In a significant development for developers and AI enthusiasts, Google has announced a substantial expansion of its Gemini AI model family. After months of meticulous enhancements, the powerful Gemini 2.5 Pro is officially leaving its preview phase and is now ready for developers to leverage in their projects. Additionally, Google has unveiled its upcoming high-efficiency model, dubbed Gemini 2.5 Pro Flash-Lite, aimed at providing cost-effective solutions for high-volume AI workloads.
Since the debut of Gemini 2.5 in 2025, Google's AI ambitions have significantly evolved, showcasing major improvements over previous versions. These enhancements have positioned Google as a formidable competitor against OpenAI and its widely-used GPT models. However, the rollout has been characterized by a series of previews and test builds as Google fine-tunes its models for general availability—a state in which a model is considered stable enough for long-term development.
At the recent Google I/O event, the Gemini 2.5 Flash model transitioned out of preview mode, signaling its readiness for broader use. Meanwhile, the Gemini 2.5 Pro has now also reached general availability, with the latest build, 06-05, being particularly noteworthy. This version addresses several issues encountered in the earlier I/O build of 2.5 Pro, indicating a successful refinement process.
All models within the Gemini 2.5 family feature adjustable thinking budgets, a valuable attribute for developers looking to maintain control over their operational costs. For those particularly mindful of their budgets, Google is introducing the Gemini 2.5 Flash-Lite model, which has transitioned from an experimental phase to a preview stage. This cost-efficient model provides an innovative solution for running extensive AI workloads without incurring prohibitive expenses.

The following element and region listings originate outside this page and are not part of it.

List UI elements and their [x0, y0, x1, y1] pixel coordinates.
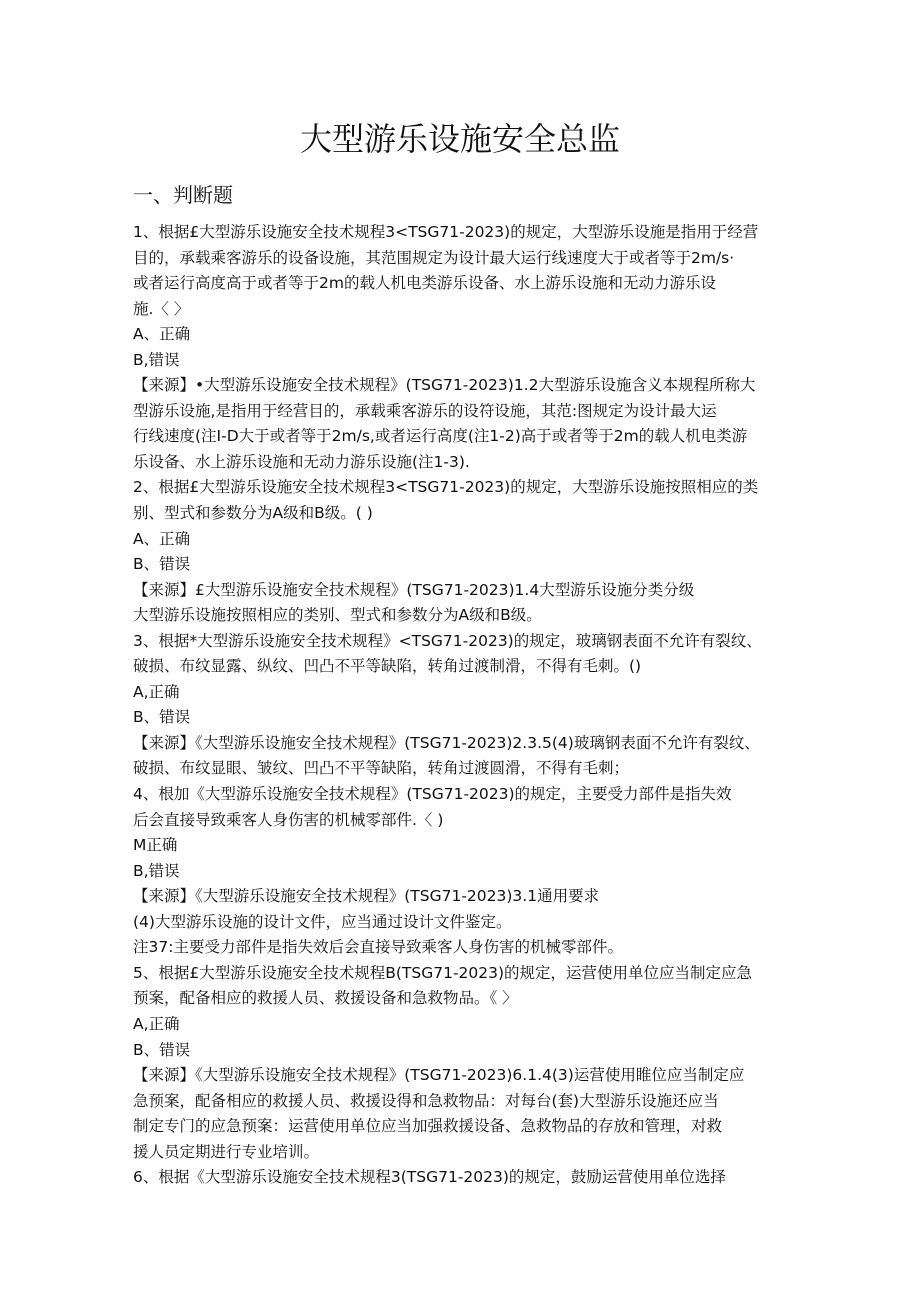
- text-line: 【来源】《大型游乐设施安全技术规程》(TSG71-2023)6.1.4(3)运营使用睢位应当制定应: [133, 1066, 745, 1085]
- text-line: A,正确: [133, 1014, 180, 1033]
- text-line: 后会直接导致乘客人身伤害的机械零部件.〈 ): [133, 810, 444, 829]
- text-line: 型游乐设施,是指用于经营目的，承载乘客游乐的设符设施，其范:图规定为设计最大运: [133, 401, 717, 420]
- text-line: 或者运行高度高于或者等于2m的载人机电类游乐设备、水上游乐设施和无动力游乐设: [133, 274, 716, 293]
- section-heading: 一、判断题: [133, 183, 233, 207]
- text-line: B,错误: [133, 861, 180, 880]
- text-line: A,正确: [133, 682, 180, 701]
- text-line: 【来源】•大型游乐设施安全技术规程》(TSG71-2023)1.2大型游乐设施含义本规程所称大: [133, 376, 756, 395]
- text-line: 【来源】£大型游乐设施安全技术规程》(TSG71-2023)1.4大型游乐设施分类分级: [133, 580, 695, 599]
- text-line: 【来源】《大型游乐设施安全技术规程》(TSG71-2023)3.1通用要求: [133, 887, 600, 906]
- page-title: 大型游乐设施安全总监: [299, 120, 620, 158]
- text-line: 大型游乐设施按照相应的类别、型式和参数分为A级和B级。: [133, 606, 542, 625]
- text-line: B,错误: [133, 350, 180, 369]
- text-line: B、错误: [133, 1040, 191, 1059]
- text-line: 急预案，配备相应的救援人员、救援设得和急救物品：对每台(套)大型游乐设施还应当: [133, 1091, 719, 1110]
- text-line: 3、根据*大型游乐设施安全技术规程》<TSG71-2023)的规定，玻璃钢表面不允许有裂纹、: [133, 631, 762, 650]
- text-line: 5、根据£大型游乐设施安全技术规程B(TSG71-2023)的规定，运营使用单位应当制定应急: [133, 963, 753, 982]
- text-line: A、正确: [133, 325, 191, 344]
- text-line: 【来源】《大型游乐设施安全技术规程》(TSG71-2023)2.3.5(4)玻璃钢表面不允许有裂纹、: [133, 733, 760, 752]
- text-line: 1、根据£大型游乐设施安全技术规程3<TSG71-2023)的规定，大型游乐设施是指用于经营: [133, 223, 759, 241]
- text-line: 4、根加《大型游乐设施安全技术规程》(TSG71-2023)的规定，主要受力部件是指失效: [133, 785, 732, 804]
- document-body: [133, 220, 798, 1191]
- text-line: 别、型式和参数分为A级和B级。( ): [133, 504, 373, 523]
- text-line: 破损、布纹显露、纵纹、凹凸不平等缺陷，转角过渡制滑，不得有毛刺。(): [133, 657, 642, 676]
- text-line: 制定专门的应急预案：运营使用单位应当加强救援设备、急救物品的存放和管理，对救: [133, 1117, 723, 1136]
- text-line: A、正确: [133, 529, 191, 548]
- text-line: (4)大型游乐设施的设计文件，应当通过设计文件鉴定。: [133, 912, 512, 931]
- text-line: 6、根据《大型游乐设施安全技术规程3(TSG71-2023)的规定，鼓励运营使用单位选择: [133, 1168, 726, 1187]
- text-line: 援人员定期进行专业培训。: [133, 1142, 320, 1161]
- text-line: 施.〈 〉: [133, 299, 190, 318]
- text-line: 目的，承载乘客游乐的设备设施，其范围规定为设计最大运行线速度大于或者等于2m∕s·: [133, 248, 735, 267]
- text-line: 乐设备、水上游乐设施和无动力游乐设施(注1-3).: [133, 452, 470, 471]
- text-line: 行线速度(注I-D大于或者等于2m∕s,或者运行高度(注1-2)高于或者等于2m的载人机电类游: [133, 427, 748, 446]
- text-line: B、错误: [133, 708, 191, 727]
- text-line: M正确: [133, 836, 178, 855]
- text-line: 2、根据£大型游乐设施安全技术规程3<TSG71-2023)的规定，大型游乐设施按照相应的类: [133, 478, 759, 497]
- text-line: 预案，配备相应的救援人员、救援设备和急救物品。《 〉: [133, 989, 518, 1008]
- text-line: B、错误: [133, 555, 191, 574]
- text-line: 破损、布纹显眼、皱纹、凹凸不平等缺陷，转角过渡圆滑，不得有毛刺；: [133, 759, 630, 778]
- text-line: 注37:主要受力部件是指失效后会直接导致乘客人身伤害的机械零部件。: [133, 938, 623, 957]
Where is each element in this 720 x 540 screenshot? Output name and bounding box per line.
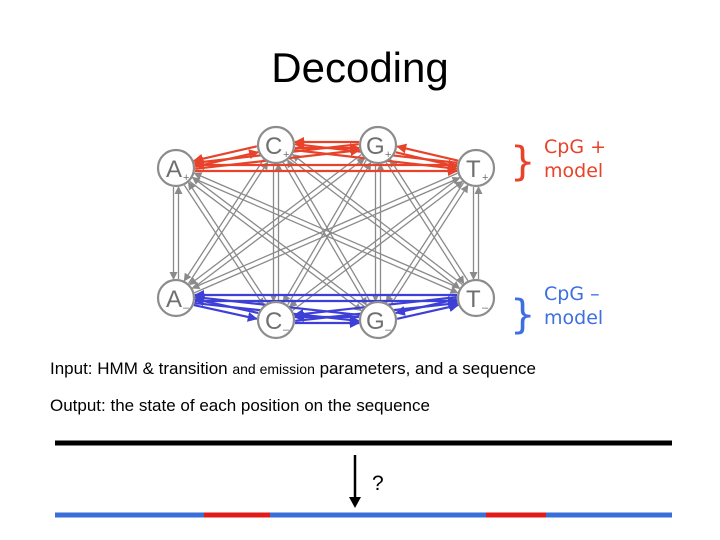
question-mark: ? xyxy=(372,472,384,495)
svg-text:A: A xyxy=(166,156,183,183)
state-t-minus xyxy=(458,280,494,316)
svg-text:–: – xyxy=(283,324,290,336)
svg-text:–: – xyxy=(385,324,392,336)
minus-model-label-line1: CpG – xyxy=(544,283,600,305)
svg-text:G: G xyxy=(366,308,385,335)
state-g-minus xyxy=(360,302,396,338)
cross-transition-edge xyxy=(188,162,267,283)
within-model-transitions xyxy=(194,142,458,323)
svg-text:+: + xyxy=(482,172,489,184)
state-a-minus xyxy=(158,280,194,316)
cross-transitions xyxy=(174,154,479,310)
plus-model-label-line1: CpG + xyxy=(544,136,607,158)
plus-model-label-line2: model xyxy=(544,160,604,182)
state-g-plus xyxy=(360,127,396,163)
state-c-minus xyxy=(258,302,294,338)
svg-text:T: T xyxy=(466,286,481,313)
cross-transition-edge xyxy=(192,173,457,288)
cross-transition-edge xyxy=(190,154,362,284)
svg-text:C: C xyxy=(265,133,283,160)
minus-model-label-line2: model xyxy=(544,307,604,329)
svg-text:A: A xyxy=(166,286,183,313)
plus-model-brace: } xyxy=(510,139,536,185)
cross-transition-edge xyxy=(293,181,463,310)
input-text-small: and emission xyxy=(232,361,315,377)
svg-text:–: – xyxy=(183,302,190,314)
cross-transition-edge xyxy=(293,155,463,285)
svg-text:+: + xyxy=(183,172,190,184)
svg-text:G: G xyxy=(366,133,385,160)
cross-transition-edge xyxy=(194,178,459,293)
svg-text:+: + xyxy=(283,149,290,161)
output-description: Output: the state of each position on the sequence xyxy=(50,396,430,415)
input-description xyxy=(50,359,536,379)
cross-transition-edge xyxy=(190,181,362,310)
svg-text:+: + xyxy=(385,149,392,161)
cross-transition-edge xyxy=(194,173,459,288)
cross-transition-edge xyxy=(288,160,371,302)
state-t-plus xyxy=(458,150,494,186)
svg-text:C: C xyxy=(265,308,283,335)
cross-transition-edge xyxy=(290,178,460,307)
svg-text:T: T xyxy=(466,156,481,183)
input-text-part2: parameters, and a sequence xyxy=(319,359,537,378)
slide-title: Decoding xyxy=(271,44,449,91)
state-a-plus xyxy=(158,150,194,186)
position-arrow-head xyxy=(349,497,361,508)
state-c-plus xyxy=(258,127,294,163)
input-text-part1: Input: HMM & transition xyxy=(50,359,228,378)
svg-text:–: – xyxy=(482,302,489,314)
minus-model-brace: } xyxy=(510,292,536,338)
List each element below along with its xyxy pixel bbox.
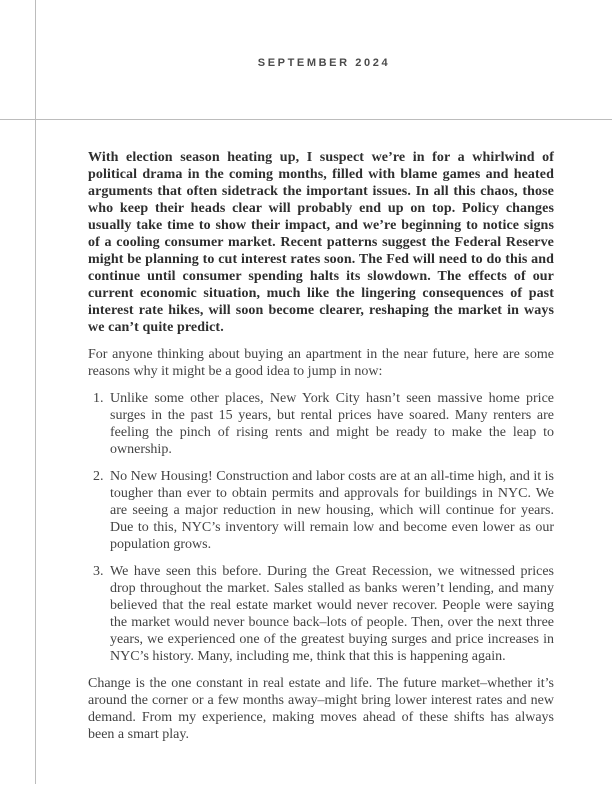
list-item (88, 468, 554, 553)
list-item-number: 1. (93, 391, 104, 406)
list-item-number: 2. (93, 469, 104, 484)
header-divider-rule (0, 119, 612, 120)
article-body (88, 149, 554, 753)
list-item-text: We have seen this before. During the Great Recession, we witnessed prices drop throughout the market. Sales stalled as banks weren’t lending, and many believed that the real estate market would never recover. People were saying the market would never bounce back–lots of people. Then, over the next three years, we experienced one of the greatest buying surges and price increases in NYC’s history. Many, including me, think that this is happening again. (110, 564, 554, 664)
closing-paragraph: Change is the one constant in real estate and life. The future market–whether it’s around the corner or a few months away–might bring lower interest rates and new demand. From my experience, making moves ahead of these shifts has always been a smart play. (88, 676, 554, 742)
intro-paragraph: For anyone thinking about buying an apartment in the near future, here are some reasons why it might be a good idea to jump in now: (88, 347, 554, 379)
issue-date-label: SEPTEMBER 2024 (257, 57, 391, 69)
list-item-text: No New Housing! Construction and labor costs are at an all-time high, and it is tougher than ever to obtain permits and approvals for buildings in NYC. We are seeing a major reduction in new housing, which will continue for years. Due to this, NYC’s inventory will remain low and become even lower as our population grows. (110, 469, 554, 552)
lead-paragraph: With election season heating up, I suspect we’re in for a whirlwind of political drama in the coming months, filled with blame games and heated arguments that often sidetrack the important issues. In all this chaos, those who keep their heads clear will probably end up on top. Policy changes usually take time to show their impact, and we’re beginning to notice signs of a cooling consumer market. Recent patterns suggest the Federal Reserve might be planning to cut interest rates soon. The Fed will need to do this and continue until consumer spending halts its slowdown. The effects of our current economic situation, much like the lingering consequences of past interest rate hikes, will soon become clearer, reshaping the market in ways we can’t quite predict. (88, 150, 554, 335)
list-item (88, 563, 554, 665)
left-margin-rule (35, 0, 36, 784)
list-item-number: 3. (93, 564, 104, 579)
list-item-text: Unlike some other places, New York City hasn’t seen massive home price surges in the past 15 years, but rental prices have soared. Many renters are feeling the pinch of rising rents and might be ready to make the leap to ownership. (110, 391, 554, 457)
list-item (88, 390, 554, 458)
reasons-list (88, 390, 554, 665)
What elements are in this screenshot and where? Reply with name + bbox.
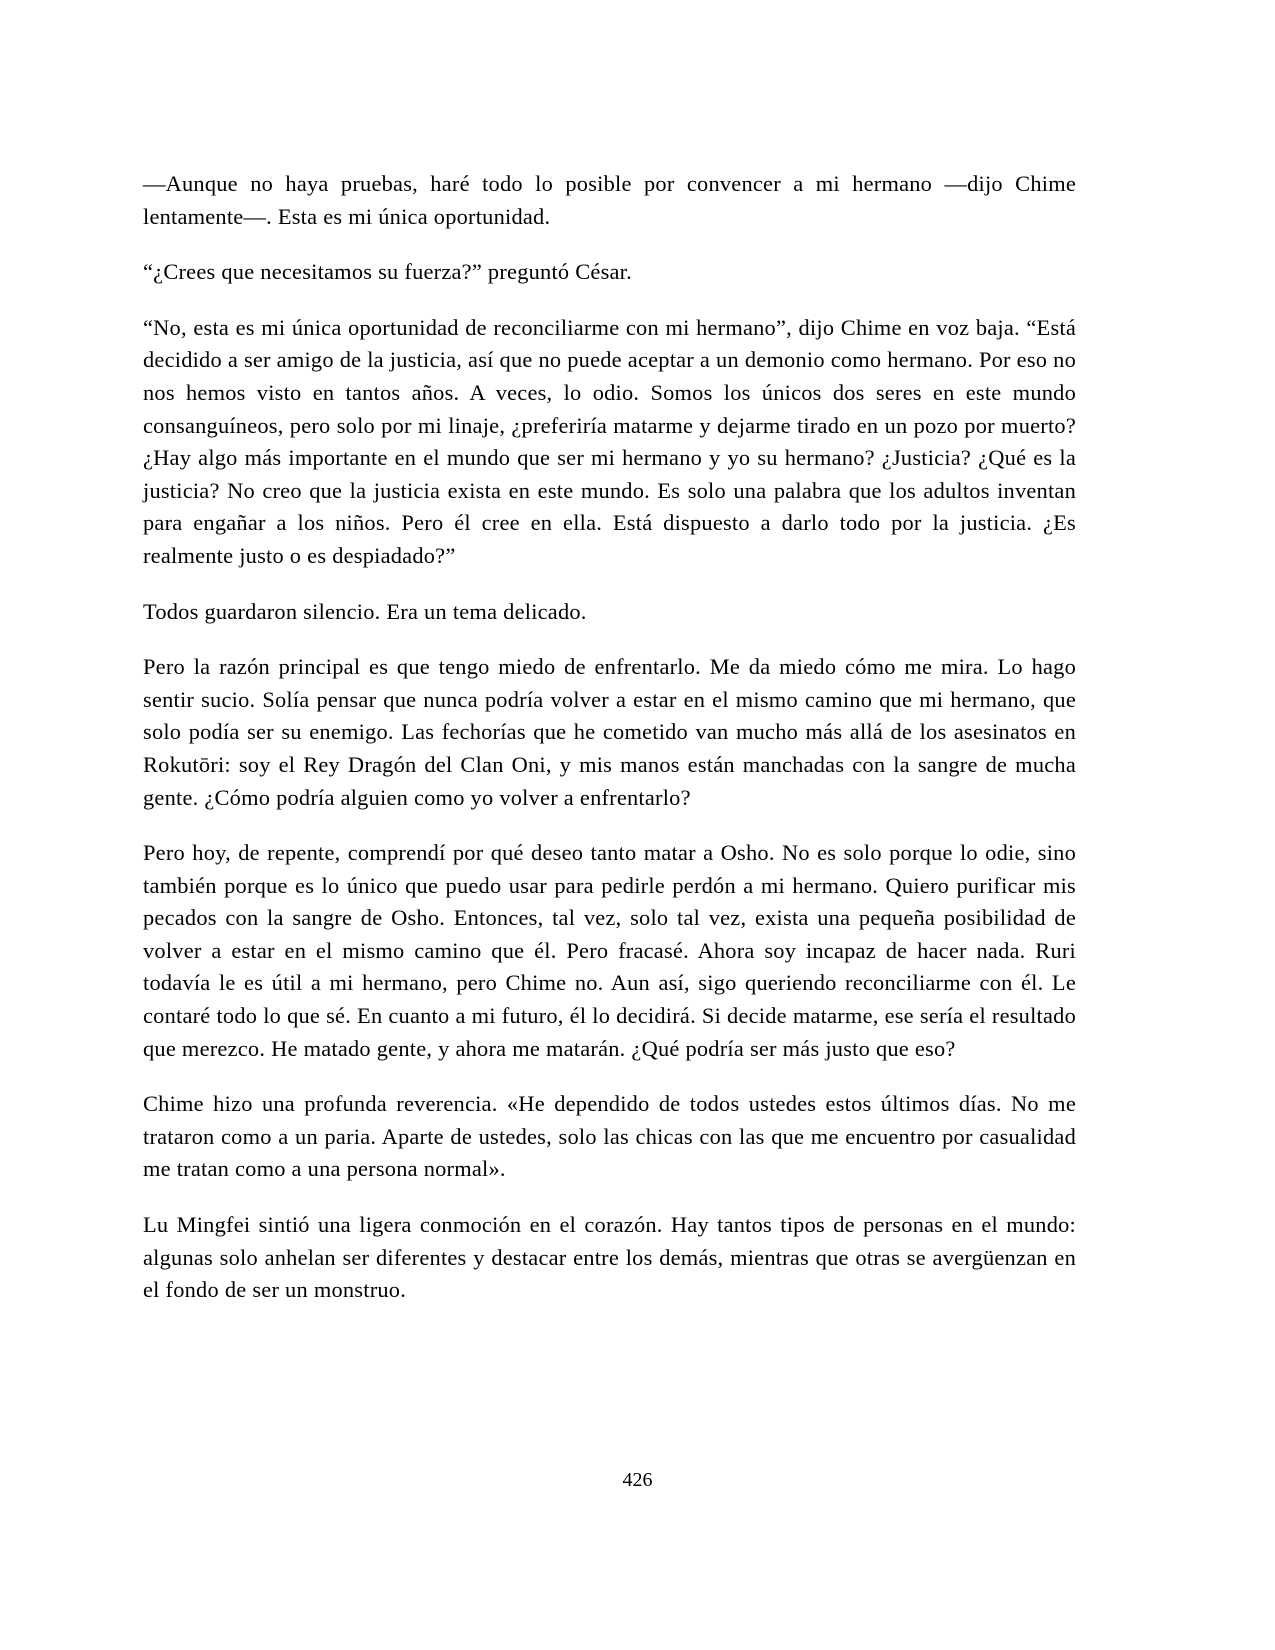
page-number: 426: [622, 1469, 653, 1491]
paragraph: Pero hoy, de repente, comprendí por qué deseo tanto matar a Osho. No es solo porque lo odie, sino también porque es lo único que puedo usar para pedirle perdón a mi hermano. Quiero purificar mis pecados con la sangre de Osho. Entonces, tal vez, solo tal vez, exista una pequeña posibilidad de volver a estar en el mismo camino que él. Pero fracasé. Ahora soy incapaz de hacer nada. Ruri todavía le es útil a mi hermano, pero Chime no. Aun así, sigo queriendo reconciliarme con él. Le contaré todo lo que sé. En cuanto a mi futuro, él lo decidirá. Si decide matarme, ese sería el resultado que merezco. He matado gente, y ahora me matarán. ¿Qué podría ser más justo que eso?: [143, 840, 1076, 1061]
paragraph: “No, esta es mi única oportunidad de reconciliarme con mi hermano”, dijo Chime en voz baja. “Está decidido a ser amigo de la justicia, así que no puede aceptar a un demonio como hermano. Por eso no nos hemos visto en tantos años. A veces, lo odio. Somos los únicos dos seres en este mundo consanguíneos, pero solo por mi linaje, ¿preferiría matarme y dejarme tirado en un pozo por muerto? ¿Hay algo más importante en el mundo que ser mi hermano y yo su hermano? ¿Justicia? ¿Qué es la justicia? No creo que la justicia exista en este mundo. Es solo una palabra que los adultos inventan para engañar a los niños. Pero él cree en ella. Está dispuesto a darlo todo por la justicia. ¿Es realmente justo o es despiadado?”: [143, 314, 1076, 568]
paragraph: Pero la razón principal es que tengo miedo de enfrentarlo. Me da miedo cómo me mira. Lo hago sentir sucio. Solía pensar que nunca podría volver a estar en el mismo camino que mi hermano, que solo podía ser su enemigo. Las fechorías que he cometido van mucho más allá de los asesinatos en Rokutōri: soy el Rey Dragón del Clan Oni, y mis manos están manchadas con la sangre de mucha gente. ¿Cómo podría alguien como yo volver a enfrentarlo?: [143, 654, 1076, 810]
paragraph: Chime hizo una profunda reverencia. «He dependido de todos ustedes estos últimos días. No me trataron como a un paria. Aparte de ustedes, solo las chicas con las que me encuentro por casualidad me tratan como a una persona normal».: [143, 1091, 1076, 1182]
paragraph: Lu Mingfei sintió una ligera conmoción en el corazón. Hay tantos tipos de personas en el mundo: algunas solo anhelan ser diferentes y destacar entre los demás, mientras que otras se avergüenzan en el fondo de ser un monstruo.: [143, 1212, 1076, 1303]
paragraph: Todos guardaron silencio. Era un tema delicado.: [143, 598, 587, 624]
paragraph: “¿Crees que necesitamos su fuerza?” preguntó César.: [143, 259, 632, 285]
paragraph: —Aunque no haya pruebas, haré todo lo posible por convencer a mi hermano —dijo Chime lentamente—. Esta es mi única oportunidad.: [143, 171, 1076, 229]
page-body-text: [143, 168, 1076, 1307]
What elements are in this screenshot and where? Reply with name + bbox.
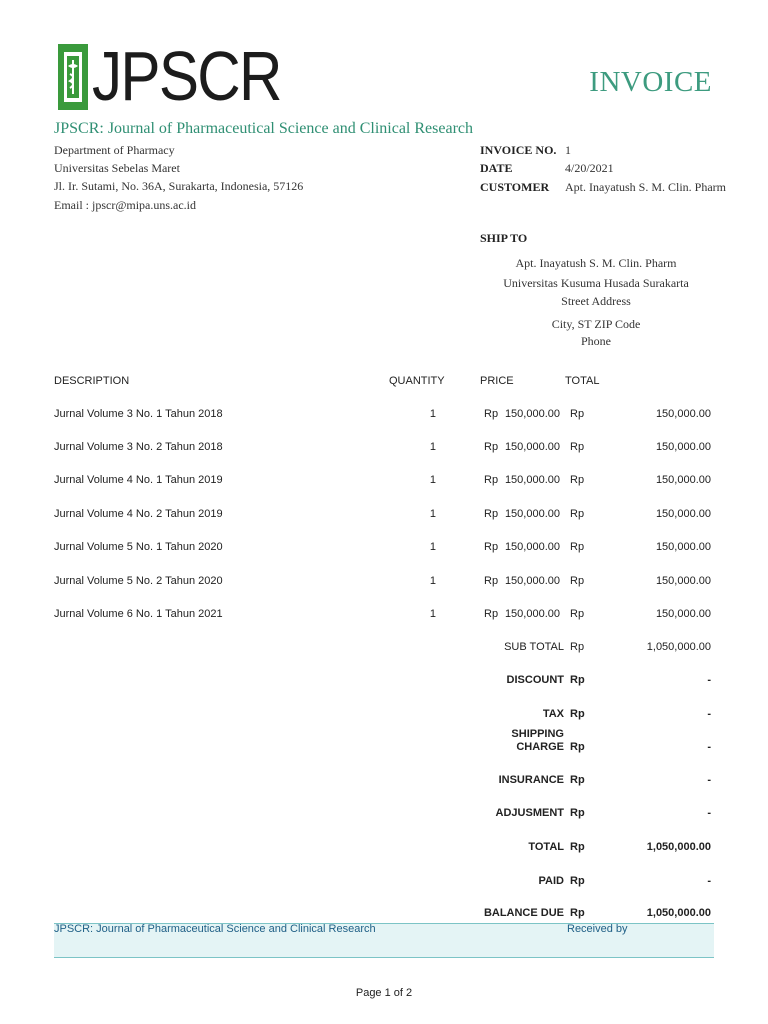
row-total-currency: Rp: [570, 441, 585, 453]
adjustment-label: ADJUSMENT: [495, 807, 564, 819]
row-total-currency: Rp: [570, 541, 585, 553]
page-number: Page 1 of 2: [355, 987, 413, 999]
row-price-currency: Rp: [484, 541, 499, 553]
column-header-quantity: QUANTITY: [389, 375, 445, 387]
balance-due-currency: Rp: [570, 907, 585, 919]
row-quantity: 1: [429, 441, 436, 453]
invoice-heading: INVOICE: [589, 66, 712, 98]
customer-value: Apt. Inayatush S. M. Clin. Pharm: [565, 180, 726, 194]
row-price: 150,000.00: [504, 441, 560, 453]
row-total: 150,000.00: [655, 508, 711, 520]
row-price: 150,000.00: [504, 608, 560, 620]
paid-label: PAID: [538, 875, 564, 887]
row-description: Jurnal Volume 5 No. 1 Tahun 2020: [54, 541, 223, 553]
ship-to-city: City, ST ZIP Code: [551, 317, 641, 331]
row-total: 150,000.00: [655, 474, 711, 486]
row-total: 150,000.00: [655, 575, 711, 587]
row-total-currency: Rp: [570, 575, 585, 587]
subtotal-label: SUB TOTAL: [504, 641, 564, 653]
balance-due-label: BALANCE DUE: [483, 907, 564, 919]
row-price-currency: Rp: [484, 441, 499, 453]
row-description: Jurnal Volume 3 No. 2 Tahun 2018: [54, 441, 223, 453]
org-email: Email : jpscr@mipa.uns.ac.id: [54, 198, 197, 212]
date-value: 4/20/2021: [565, 161, 614, 175]
column-header-description: DESCRIPTION: [54, 375, 130, 387]
ship-to-street: Street Address: [561, 294, 631, 308]
row-quantity: 1: [429, 474, 436, 486]
row-total: 150,000.00: [655, 541, 711, 553]
shipping-label-line1: SHIPPING: [511, 728, 564, 740]
row-quantity: 1: [429, 608, 436, 620]
row-total-currency: Rp: [570, 474, 585, 486]
total-currency: Rp: [570, 841, 585, 853]
row-total: 150,000.00: [655, 608, 711, 620]
discount-value: -: [707, 674, 711, 686]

When compared to the Gemini 2.5 Flash model, Flash-Lite offers a remarkable cost advantage—it operates at one-third of the expense for text, image, and video inputs and less than one-sixth the cost for output tokens. However, it is important to note that this variant may not be available to regular users through the app, as it is designed for specific use cases where cost efficiency is paramount while paying by the token.
Enhancing its capabilities, both the Gemini Flash and Flash-Lite models are set to be integrated into Google Search. A spokesperson from Google confirmed to Ars Technica that customized versions of these models are now operational in features such as AI overviews and AI Mode. The model utilized for a particular query is determined by its suitability; for instance, complex queries may be handled by 2.5 Pro, while simpler tasks could utilize Flash or even Flash-Lite for basic searches.
Developers can explore the Flash-Lite preview alongside stable versions of the Gemini 2.5 Flash and Gemini 2.5 Pro in Google AI Studio and Vertex AI. Users of the Gemini app will not experience significant changes, as the final versions of 2.5 Pro and 2.5 Flash were already integrated into the app prior to this announcement. The Pro variant will also drop its preview label, following in the footsteps of Flash from last month, although its functionality will remain unchanged.
For free users, access to Gemini 2.5 Pro in the app remains limited, while paying Pro users enjoy an enhanced allowance of up to 100 prompts per day. The highest level of access to Gemini 2.5 Pro is reserved for AI Ultra subscribers, who benefit from the full capabilities of this advanced AI model.